Graphic devices in English incunabula

In this blog post, Mari-Liisa Varila recounts the results of our initial survey of graphic devices. Conducted on English incunabula, this survey served as the basis of the project’s data collection principles.

In the Early Modern Graphic Literacies project, we record the use of graphic devices, primarily images, diagrams, and tables, and classify them either according to this division – or where necessary – as ‘uncertain’, to create a record of the use of graphic devices in early modern England. Most of our data are collected from specific sample years at a range of 25 years. Our methods are described further in Ruokkeinen et al 2023. However, for incunabula, we examined all books in English available on EEBO from the 1470s to 1500. Investigating the incunabula was my responsibility, and this blog post discusses some of the observations I made during my data collection process. Although the results will probably not surprise anyone who has worked extensively on the earliest English printed books, this survey forms a backdrop for our findings from the later centuries.

There were altogether 185 incunabula included in our analysis; of the ca. 250 books on EEBO identified as incunabula in English, we excluded fragments, duplicates, and some items tagged ‘English’ that were in Latin. I went through the image sets of these books on EEBO, looking for illustrations, tables, and diagrams. Following the EModGraL approach, I did not take into account images that have a specific marketing or decorative function (such as images on title-pages, frontispieces, printers’ devices, or ornaments). This analysis also excludes paratextual devices such as tables of contents.

A majority of the incunabula have no images at all. Where images are found, they are typically illustrations with no captions or caption-like elements – text that would identify or describe the contents of the illustration and that would typically be set apart from the body text. However, there are also some illustrations that are equipped with captions. Some incunabula only contain a few illustrations, while others – for instance the Canterbury Tales (STC 5083) and the Legenda aurea (STC 24873) – make frequent use of them.

There are no images that clearly fulfil all of our present-day criteria for tables, but there are several instances of table-like elements or, as we call them in the project ‘unclear tables’. Some of these will be discussed in a separate study (Liira & Scase, in prep.). There are also a few other graphic devices that are difficult to classify, for instance the medallion-within-a-square designs in the ‘St Albans Chronicle’, STC 9995 (a later example of such a device is shown in Ruokkeinen et al., Figure 8).

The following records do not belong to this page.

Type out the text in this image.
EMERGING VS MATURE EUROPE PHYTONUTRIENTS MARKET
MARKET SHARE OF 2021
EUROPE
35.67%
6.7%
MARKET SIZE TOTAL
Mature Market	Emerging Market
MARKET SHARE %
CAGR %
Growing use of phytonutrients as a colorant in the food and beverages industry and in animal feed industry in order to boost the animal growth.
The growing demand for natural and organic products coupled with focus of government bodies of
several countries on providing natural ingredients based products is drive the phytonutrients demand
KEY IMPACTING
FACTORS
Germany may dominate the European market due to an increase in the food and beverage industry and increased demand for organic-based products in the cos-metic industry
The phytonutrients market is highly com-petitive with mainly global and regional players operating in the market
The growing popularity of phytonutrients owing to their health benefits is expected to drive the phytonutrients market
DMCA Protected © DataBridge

Regarding the use of diagrams or diagram-like images, two works stand out from the rest. The first one of these is William Caxton’s Mirror of the World (STC 24762, 1481). This edition is exceptional in its use of not only images, but also many diagrammatic illustrations, missing from nearly every other incunable. Caxton’s illustrations draw on the French manuscript tradition. A digitized copy of the edition can be consulted for instance on the Library of Congress website here. In a copy of the later edition (1489) currently in Glasgow University Library (Sp Coll Hunterian Bv.2.30), a reader has contributed to the illustrations by annotating the world map.

Another intriguing book in terms of its image types is Wynkyn de Worde’s second edition of the compilation known as the Book of Saint Albans (STC 3309, 1496). This work contains some illustrations that might be described as diagrammatic to a degree. In the section on fishing, there are images of different kinds of instruments and fishing lines, and these are equipped with explanatory captions (e.g. “The lyne for a pyke”, H4r). Although these images are in our classification placed under ‘General image’, their practical function calls to mind later, more complex technical diagrams.

Of course, the scarcity of tables and diagrams in the earliest English printed books does not mean that such devices did not exist yet. On the contrary, there are various kinds of tabular and diagrammatic devices already in medieval (and earlier) manuscripts. In Peikola & Varila 2024, recently introduced in this blog, we examine the various ways in which medieval text producers instructed their readers in understanding and using the devices. The lack of tabular and diagrammatic elements in late fifteenth-century English printed books may partly be a result of the economic and technical constraints of early printing. During this period, printers in England were still experimenting with the potential of the new technology while also employing previously conventionalised ways of presenting text on the page. Images (woodblocks) had to be prepared separately from the text (type), and it is possible that the costs of commissioning images were easier to justify for narrative texts containing enticing illustrations rather than for practical books with diagrams. Perhaps illustrations were also slightly easier to reuse in editions of other works than diagrams created for a very specific purpose. As for tables, they could in theory be laid out simply by setting the type into a grid formed by rows, columns, and blank space. Although there are no tables in the incunabula that would adhere to a strict modern definition of ‘table’ (typically a ruled grid with labelled rows and/or columns), there is still evidence of tabular formatting in these early books, perhaps most commonly in different kinds of lists as well as paratextual elements such as tables of contents and indices.